Winner: Eat more produce
Lose weight or exercise more?
These two options are sometimes correlated. However, setting a goal to lose weight can be a lot of pressure and it can take all the joy out of establishing healthy habits. That being said, as a weight-loss coach for women, many of my clients have a desire to lose weight, and saying “exercise more” isn’t going to satisfy them.
So here’s my take on which goal is better. Weight loss needs to be measured by more than just the scale. You can also measure it by trying on the same pair of jeans every week, taking measurements and tracking changes in your energy levels, stress levels and mood. If you commit to tracking all of these things, then weight loss is the better goal here. But a holistic approach to weight-loss tracking, and a knowledge of what lifestyle changes help aid in weight loss (healthy eating, regular exercise, sleep, etc.) is key.
If you're someone who will become fixated on the number on the scale, then focus on making exercising more your resolution.

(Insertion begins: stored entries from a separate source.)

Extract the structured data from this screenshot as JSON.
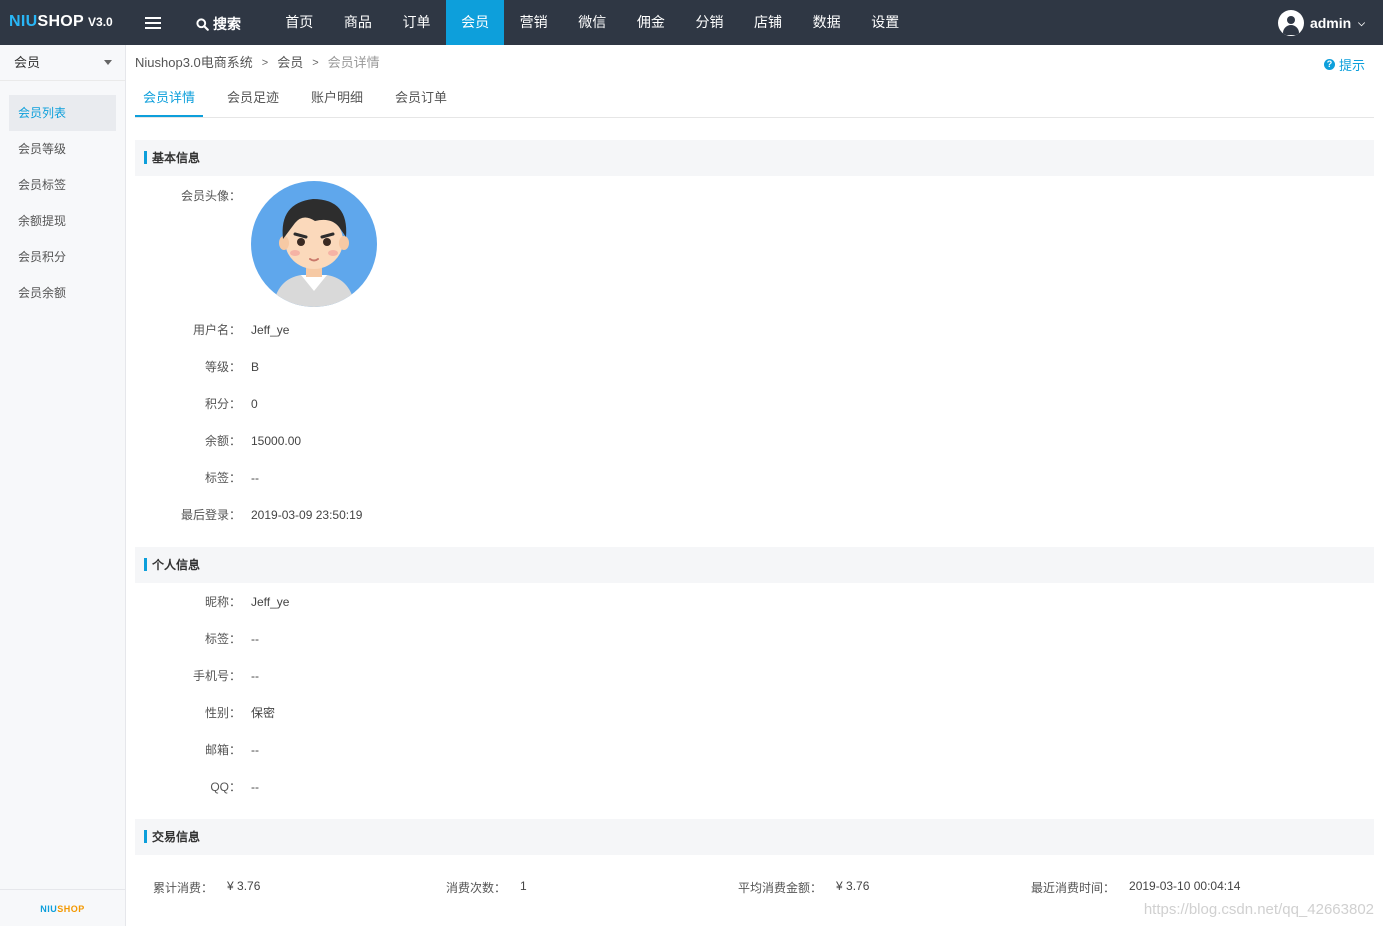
{
  "topbar": {
    "logo_a": "NIU",
    "logo_b": "SHOP",
    "logo_ver": "V3.0",
    "search_label": "搜索",
    "nav": [
      "首页",
      "商品",
      "订单",
      "会员",
      "营销",
      "微信",
      "佣金",
      "分销",
      "店铺",
      "数据",
      "设置"
    ],
    "active_nav": "会员",
    "user_name": "admin"
  },
  "sidebar": {
    "title": "会员",
    "items": [
      "会员列表",
      "会员等级",
      "会员标签",
      "余额提现",
      "会员积分",
      "会员余额"
    ],
    "active_item": "会员列表",
    "footer_logo_a": "NIU",
    "footer_logo_b": "SHOP"
  },
  "breadcrumb": {
    "root": "Niushop3.0电商系统",
    "level1": "会员",
    "current": "会员详情",
    "separator": ">"
  },
  "hint_label": "提示",
  "tabs": [
    "会员详情",
    "会员足迹",
    "账户明细",
    "会员订单"
  ],
  "basic_info": {
    "title": "基本信息",
    "avatar_label": "会员头像：",
    "fields": [
      {
        "label": "用户名：",
        "value": "Jeff_ye"
      },
      {
        "label": "等级：",
        "value": "B"
      },
      {
        "label": "积分：",
        "value": "0"
      },
      {
        "label": "余额：",
        "value": "15000.00"
      },
      {
        "label": "标签：",
        "value": "--"
      },
      {
        "label": "最后登录：",
        "value": "2019-03-09 23:50:19"
      }
    ]
  },
  "personal_info": {
    "title": "个人信息",
    "fields": [
      {
        "label": "昵称：",
        "value": "Jeff_ye"
      },
      {
        "label": "标签：",
        "value": "--"
      },
      {
        "label": "手机号：",
        "value": "--"
      },
      {
        "label": "性别：",
        "value": "保密"
      },
      {
        "label": "邮箱：",
        "value": "--"
      },
      {
        "label": "QQ：",
        "value": "--"
      }
    ]
  },
  "trade_info": {
    "title": "交易信息",
    "items": [
      {
        "label": "累计消费：",
        "value": "¥ 3.76"
      },
      {
        "label": "消费次数：",
        "value": "1"
      },
      {
        "label": "平均消费金额：",
        "value": "¥ 3.76"
      },
      {
        "label": "最近消费时间：",
        "value": "2019-03-10 00:04:14"
      }
    ]
  },
  "watermark": "https://blog.csdn.net/qq_42663802",
  "colors": {
    "topbar_bg": "#2f3744",
    "accent": "#0d9fdb",
    "sidebar_bg": "#f7f8fa"
  }
}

Every single client I have worked with over the past decade says that when they work out, they make healthier food choices, have more energy and focus more on prioritizing themselves. The workouts do have a domino effect and you will likely see weight come off as a bonus.
Winner: Toss up
When it comes to setting a new year’s resolution, it’s not one-size-fits-all. Honor yourself and commit to the goal that seems most attainable for you — but make sure you're setting yourself up for success by having a plan in place where you focus on healthy habits you can add to your routine, instead of ways to restrict or deprive yourself.